Human nature comprises the fundamental dispositions and characteristics—including ways of thinking, feeling, and acting—that humans are said to have naturally. The term is often used to denote the essence of humankind, or what it 'means' to be human. This usage has proven to be controversial in that there is dispute as to whether or not such an essence actually exists.
Arguments about human nature have been a central focus of philosophy for centuries and the concept continues to provoke lively philosophical debate.[1][2][3] While both concepts are distinct from one another, discussions regarding human nature are typically related to those regarding the comparative importance of genes and environment in human development (i.e., 'nature versus nurture'). Accordingly, the concept also continues to play a role in academic fields, such as both the natural and the social sciences, and philosophy, in which various theorists claim to have yielded insight into human nature.[4][5][6][7] Human nature is traditionally contrasted with human attributes that vary among societies, such as those associated with specific cultures.
The concept of nature as a standard by which to make judgments is traditionally said to have begun in Greek philosophy, at least in regard to its heavy influence on Western and Middle Eastern languages and perspectives.[8] By late antiquity and medieval times, the particular approach that came to be dominant was that of Aristotle's teleology, whereby human nature was believed to exist somehow independently of individuals, causing humans to simply become what they become. This, in turn, has been understood as also demonstrating a special connection between human nature and divinity, whereby human nature is understood in terms of final and formal causes. More specifically, this perspective believes that nature itself (or a nature-creating divinity) has intentions and goals, including the goal for humanity to live naturally. Such understandings of human nature see this nature as an "idea", or "form" of a human.[9] However, the existence of this invariable and metaphysical human nature is subject of much historical debate, continuing into modern times.
Against Aristotle's notion of a fixed human nature, the relative malleability of man has been argued especially strongly in recent centuries—firstly by early modernists such as Thomas Hobbes, John Locke and Jean-Jacques Rousseau. In his Emile, or On Education, Rousseau wrote: "We do not know what our nature permits us to be."[10] Since the early 19th century, such thinkers as Darwin, Freud, Marx, Kierkegaard, Nietzsche, and Sartre, as well as structuralists and postmodernists more generally, have also sometimes argued against a fixed or innate human nature.
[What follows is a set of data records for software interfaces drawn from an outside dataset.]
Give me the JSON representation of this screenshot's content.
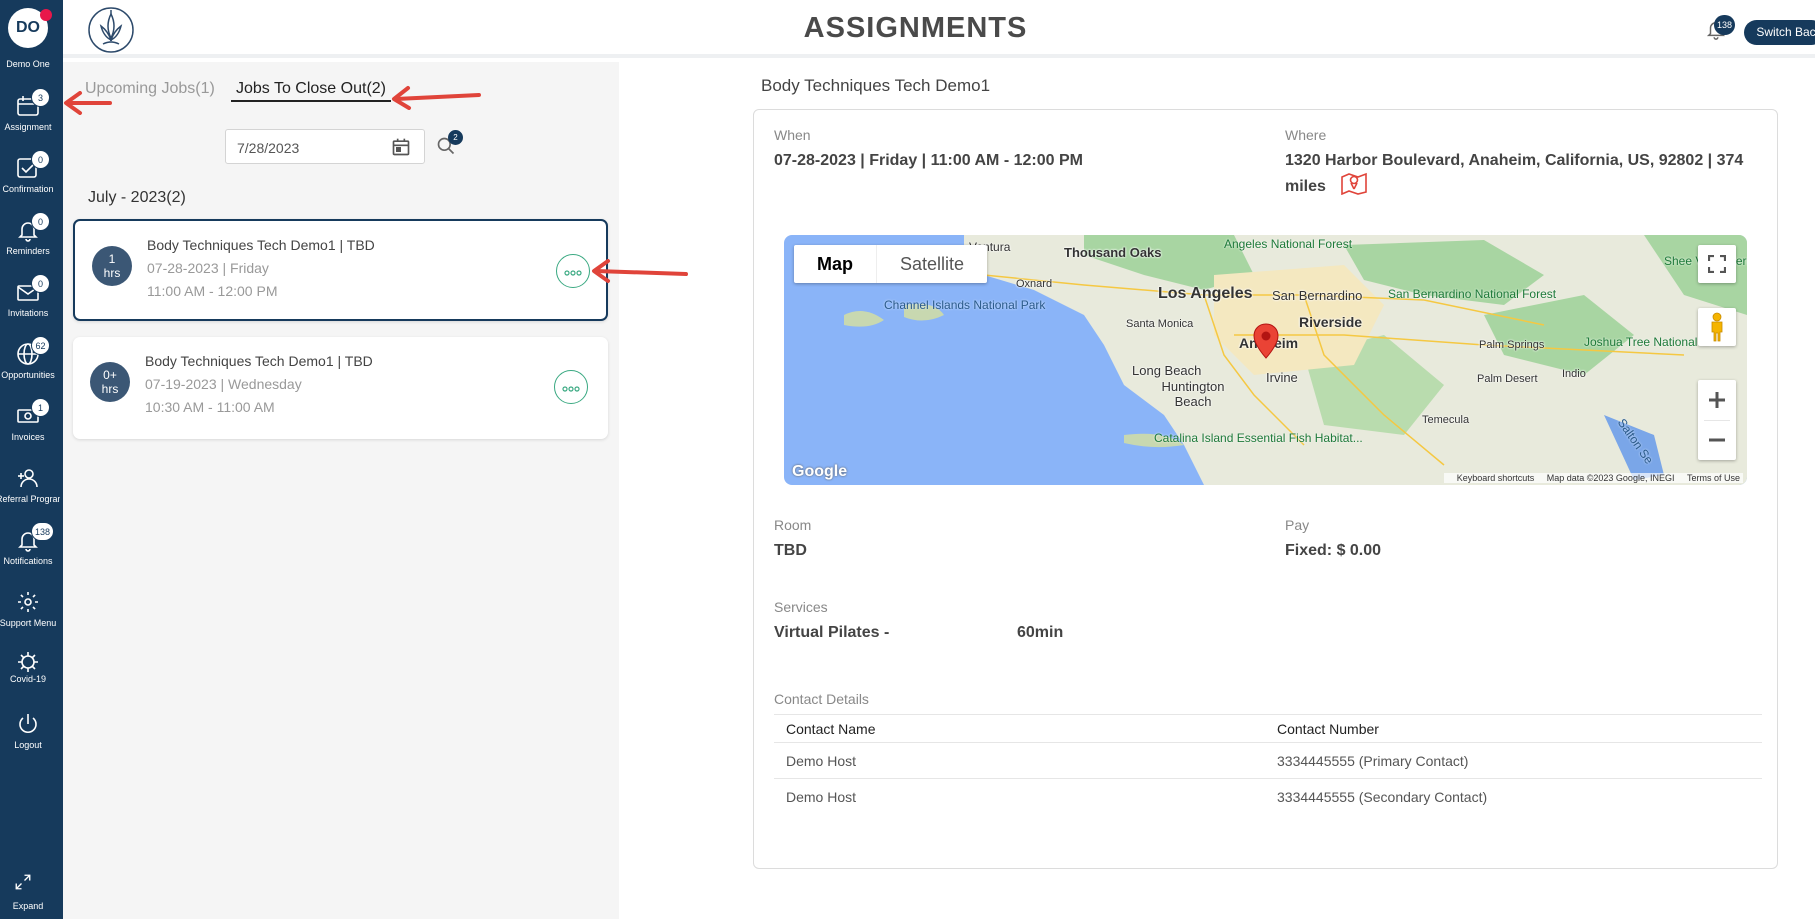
{
  "sidebar": {
    "avatar_initials": "DO",
    "user_name": "Demo One",
    "items": [
      {
        "label": "Assignment",
        "badge": "3",
        "icon": "calendar-icon"
      },
      {
        "label": "Confirmation",
        "badge": "0",
        "icon": "checkbox-icon"
      },
      {
        "label": "Reminders",
        "badge": "0",
        "icon": "bell-icon"
      },
      {
        "label": "Invitations",
        "badge": "0",
        "icon": "envelope-icon"
      },
      {
        "label": "Opportunities",
        "badge": "62",
        "icon": "globe-icon"
      },
      {
        "label": "Invoices",
        "badge": "1",
        "icon": "money-icon"
      },
      {
        "label": "Referral Program",
        "badge": "",
        "icon": "add-user-icon"
      },
      {
        "label": "Notifications",
        "badge": "138",
        "icon": "bell-icon"
      },
      {
        "label": "Support Menu",
        "badge": "",
        "icon": "gear-icon"
      },
      {
        "label": "Covid-19",
        "badge": "",
        "icon": "virus-icon"
      },
      {
        "label": "Logout",
        "badge": "",
        "icon": "power-icon"
      }
    ],
    "expand_label": "Expand"
  },
  "header": {
    "title": "ASSIGNMENTS",
    "notification_count": "138",
    "switch_back_label": "Switch Back"
  },
  "jobs_panel": {
    "tabs": [
      {
        "label": "Upcoming Jobs(1)",
        "active": false
      },
      {
        "label": "Jobs To Close Out(2)",
        "active": true
      }
    ],
    "date_filter": "7/28/2023",
    "search_badge": "2",
    "month_heading": "July - 2023(2)",
    "jobs": [
      {
        "duration_top": "1",
        "duration_bottom": "hrs",
        "title": "Body Techniques Tech Demo1 | TBD",
        "date": "07-28-2023 | Friday",
        "time": "11:00 AM - 12:00 PM",
        "selected": true
      },
      {
        "duration_top": "0+",
        "duration_bottom": "hrs",
        "title": "Body Techniques Tech Demo1 | TBD",
        "date": "07-19-2023 | Wednesday",
        "time": "10:30 AM - 11:00 AM",
        "selected": false
      }
    ]
  },
  "detail": {
    "title": "Body Techniques Tech Demo1",
    "when_label": "When",
    "when_value": "07-28-2023 | Friday | 11:00 AM - 12:00 PM",
    "where_label": "Where",
    "where_value": "1320 Harbor Boulevard, Anaheim, California, US, 92802 | 374 miles",
    "room_label": "Room",
    "room_value": "TBD",
    "pay_label": "Pay",
    "pay_value": "Fixed: $ 0.00",
    "services_label": "Services",
    "service_name": "Virtual Pilates -",
    "service_duration": "60min",
    "contact_label": "Contact Details",
    "contact_headers": [
      "Contact Name",
      "Contact Number"
    ],
    "contacts": [
      {
        "name": "Demo Host",
        "number": "3334445555 (Primary Contact)"
      },
      {
        "name": "Demo Host",
        "number": "3334445555 (Secondary Contact)"
      }
    ]
  },
  "map": {
    "type_options": [
      "Map",
      "Satellite"
    ],
    "selected_type": "Map",
    "footer": [
      "Keyboard shortcuts",
      "Map data ©2023 Google, INEGI",
      "Terms of Use"
    ],
    "logo_text": "Google",
    "places": {
      "ventura": "Ventura",
      "thousand_oaks": "Thousand Oaks",
      "oxnard": "Oxnard",
      "angeles_forest": "Angeles National Forest",
      "los_angeles": "Los Angeles",
      "san_bernardino": "San Bernardino",
      "sb_forest": "San Bernardino National Forest",
      "riverside": "Riverside",
      "santa_monica": "Santa Monica",
      "anaheim": "Anaheim",
      "channel_islands": "Channel Islands National Park",
      "long_beach": "Long Beach",
      "huntington_beach": "Huntington Beach",
      "irvine": "Irvine",
      "palm_springs": "Palm Springs",
      "joshua_tree": "Joshua Tree National Park",
      "palm_desert": "Palm Desert",
      "indio": "Indio",
      "temecula": "Temecula",
      "catalina": "Catalina Island Essential Fish Habitat...",
      "salton": "Salton Se",
      "sheep": "Shee Va Wilderness"
    },
    "colors": {
      "water": "#8ab4f8",
      "land": "#e8eadc",
      "park": "#a8d5a2",
      "marker": "#ea4335"
    }
  },
  "colors": {
    "sidebar": "#163a5c",
    "accent": "#3aa982",
    "badge_red": "#e8174a",
    "annotation_arrow": "#e0443a"
  }
}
Charles Darwin's theory of evolution has particularly changed the shape of the discussion, supporting the proposition that the ancestors of modern humans were not like humans today. As in much of modern science, such theories seek to explain with little or no recourse to metaphysical causation.[11] They can be offered to explain the origins of human nature and its underlying mechanisms, or to demonstrate capacities for change and diversity which would arguably[12] violate the concept of a fixed human nature.